Salmonella Data Preprocessing for PCSF Algorithm
This post describes data preprocessing in Salmonella project for Prize-Collecting Steiner Forest Problem (PCSF) algorithm.
Salmonella data taken from Table S6 in Phosphoproteomic Analysis of Salmonella-Infected Cells Identifies Key Kinase Regulators and SopB-Dependent Host Phosphorylation Events by Rogers, LD et al. has been converted to tab delimited TXT file from its original XLS file for easy reading in Python.
The data should be separated into time points files (2, 5, 10 and 20 minutes) each of which will contain corresponding phophoproteins and their fold changes. Data also has another dimension which is location (membrane, nucleus, cytosol) and when we looked at each location and each time point, we saw there are not many overlapping proteins in the same time point and different locations, therefore we decided to merge location data for each time point in each protein.
Number of overlapping proteins in each dimensions (2N; 2 min. & Nucleus; 10C: 10 min. & Cytosol).

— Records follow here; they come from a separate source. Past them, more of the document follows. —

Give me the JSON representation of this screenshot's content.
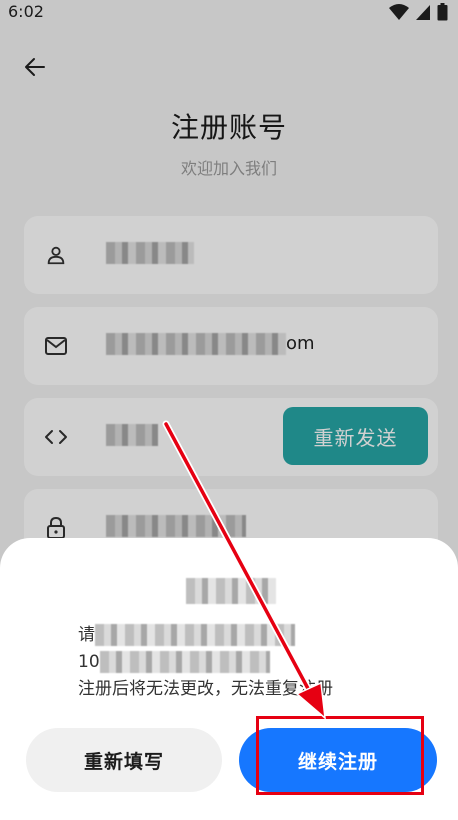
{
  "status_bar": {
    "time": "6:02"
  },
  "header": {
    "title": "注册账号",
    "subtitle": "欢迎加入我们"
  },
  "form": {
    "email_suffix": "om",
    "resend_label": "重新发送"
  },
  "dialog": {
    "msg_prefix": "请",
    "msg_line2_prefix": "10",
    "warning": "注册后将无法更改，无法重复注册",
    "refill_label": "重新填写",
    "continue_label": "继续注册"
  },
  "colors": {
    "accent_blue": "#1677ff",
    "resend_teal": "#27a6a6",
    "annotation_red": "#e60012"
  }
}
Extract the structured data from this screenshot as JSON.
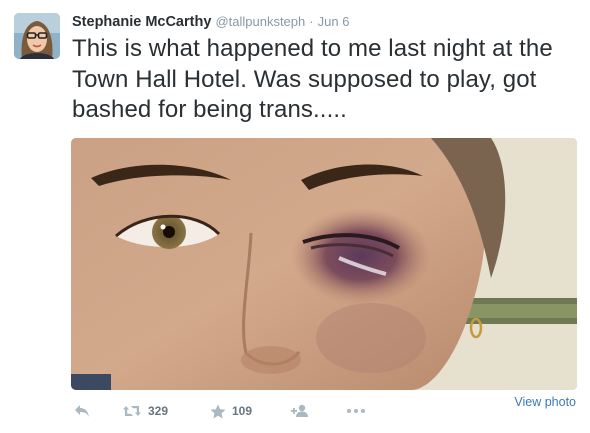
{
  "tweet": {
    "author_name": "Stephanie McCarthy",
    "author_handle": "@tallpunksteph",
    "separator": "·",
    "date": "Jun 6",
    "text": "This is what happened to me last night at the Town Hall Hotel. Was supposed to play, got bashed for being trans.....",
    "retweet_count": "329",
    "favorite_count": "109",
    "view_photo_label": "View photo"
  },
  "icons": {
    "reply": "reply-icon",
    "retweet": "retweet-icon",
    "favorite": "star-icon",
    "follow": "add-user-icon",
    "more": "more-dots-icon"
  },
  "colors": {
    "name": "#292f33",
    "meta": "#8899a6",
    "action_icon": "#aab8c2",
    "link": "#3b79b5"
  }
}
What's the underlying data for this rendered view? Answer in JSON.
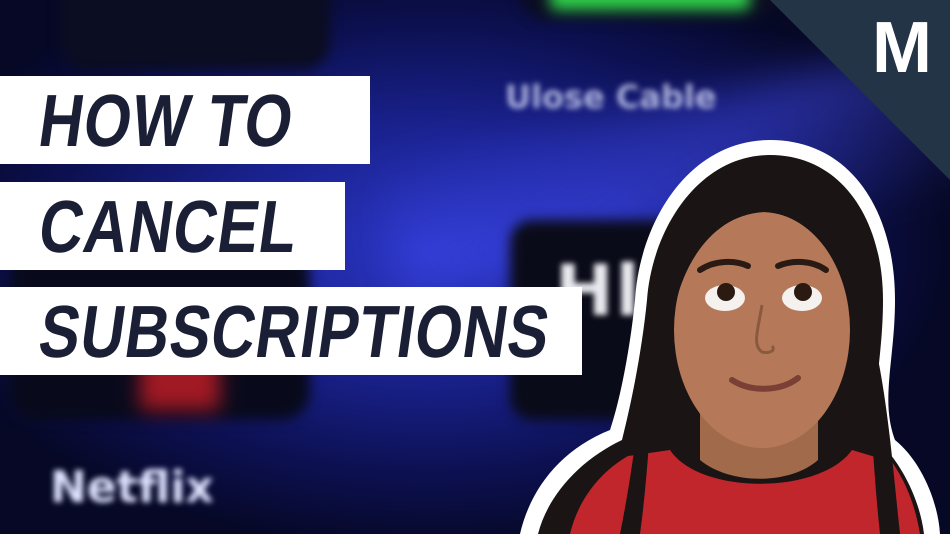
{
  "headline": {
    "line1": "HOW TO",
    "line2": "CANCEL",
    "line3": "SUBSCRIPTIONS"
  },
  "brand": {
    "logo_letter": "M",
    "corner_color": "#243447"
  },
  "background": {
    "app_label_1": "Netflix",
    "app_label_2": "Ulose Cable",
    "app_tile_letters": "Hl"
  },
  "colors": {
    "headline_bg": "#ffffff",
    "headline_text": "#1b1f35",
    "screen_blue": "#2a35c4"
  }
}
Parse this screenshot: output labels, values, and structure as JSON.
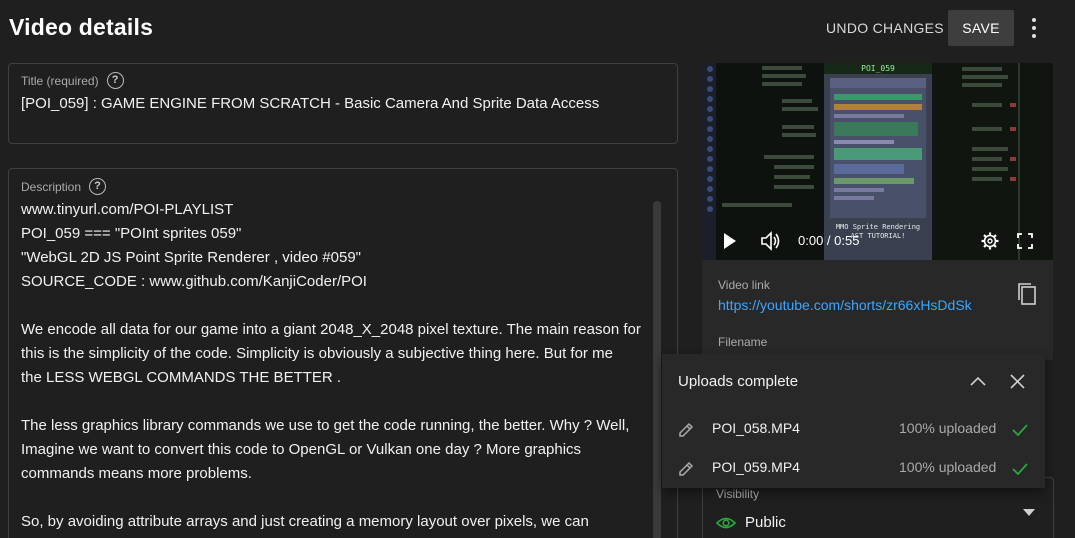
{
  "header": {
    "title": "Video details",
    "undo_label": "UNDO CHANGES",
    "save_label": "SAVE"
  },
  "title_field": {
    "label": "Title (required)",
    "value": "[POI_059] : GAME ENGINE FROM SCRATCH - Basic Camera And Sprite Data Access"
  },
  "description_field": {
    "label": "Description",
    "lines": [
      "www.tinyurl.com/POI-PLAYLIST",
      "POI_059 === \"POInt sprites 059\"",
      "\"WebGL 2D JS Point Sprite Renderer , video #059\"",
      "SOURCE_CODE : www.github.com/KanjiCoder/POI",
      "",
      "We encode all data for our game into a giant 2048_X_2048 pixel texture. The main reason for",
      "this is the simplicity of the code. Simplicity is obviously a subjective thing here. But for me",
      "the LESS WEBGL COMMANDS THE BETTER .",
      "",
      "The less graphics library commands we use to get the code running, the better. Why ? Well,",
      "Imagine we want to convert this code to OpenGL or Vulkan one day ? More graphics",
      "commands means more problems.",
      "",
      "So, by avoiding attribute arrays and just creating a memory layout over pixels, we can"
    ]
  },
  "video": {
    "time": "0:00 / 0:55",
    "overlay_title": "POI_059",
    "overlay_caption_1": "MMO Sprite Rendering",
    "overlay_caption_2": "AST TUTORIAL!"
  },
  "video_info": {
    "link_label": "Video link",
    "link_url": "https://youtube.com/shorts/zr66xHsDdSk",
    "filename_label": "Filename"
  },
  "uploads": {
    "title": "Uploads complete",
    "items": [
      {
        "name": "POI_058.MP4",
        "status": "100% uploaded"
      },
      {
        "name": "POI_059.MP4",
        "status": "100% uploaded"
      }
    ]
  },
  "visibility": {
    "label": "Visibility",
    "value": "Public"
  },
  "colors": {
    "background": "#1f1f1f",
    "link": "#3ea6ff",
    "success": "#2ba640"
  },
  "icons": [
    "help-icon",
    "play-icon",
    "volume-icon",
    "settings-icon",
    "fullscreen-icon",
    "copy-icon",
    "chevron-up-icon",
    "close-icon",
    "pencil-icon",
    "check-icon",
    "eye-icon",
    "dropdown-arrow-icon",
    "more-vert-icon"
  ]
}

The data table is read for each time point row by row and if the row has any data satisfying conditions (significance 0.05 and variance 15) in one or more than one locations, they are stored and the maximum fold change among them (in the case of more than one locations) is obtained and stored with HGNC name of the protein. HGNC names of the proteins are obtained by converting IPI IDs of their peptides to HGNC names of the proteins (DAVID is used for this conversion). After collecting all HGNC names and maximum fold changes, each HGNC name and corresponding maximum fold change(s) are written as an output. If there are multiple maximum fold changes for an HGNC name due to the same protein in multiple rows, then their maximum is obtained and written next to that HGNC name.
Outputs of this preprocessing are four TXT files of HGNC name – fold change pairs and each file contains proteins that are found significant and the most activated or deactivated at one time point.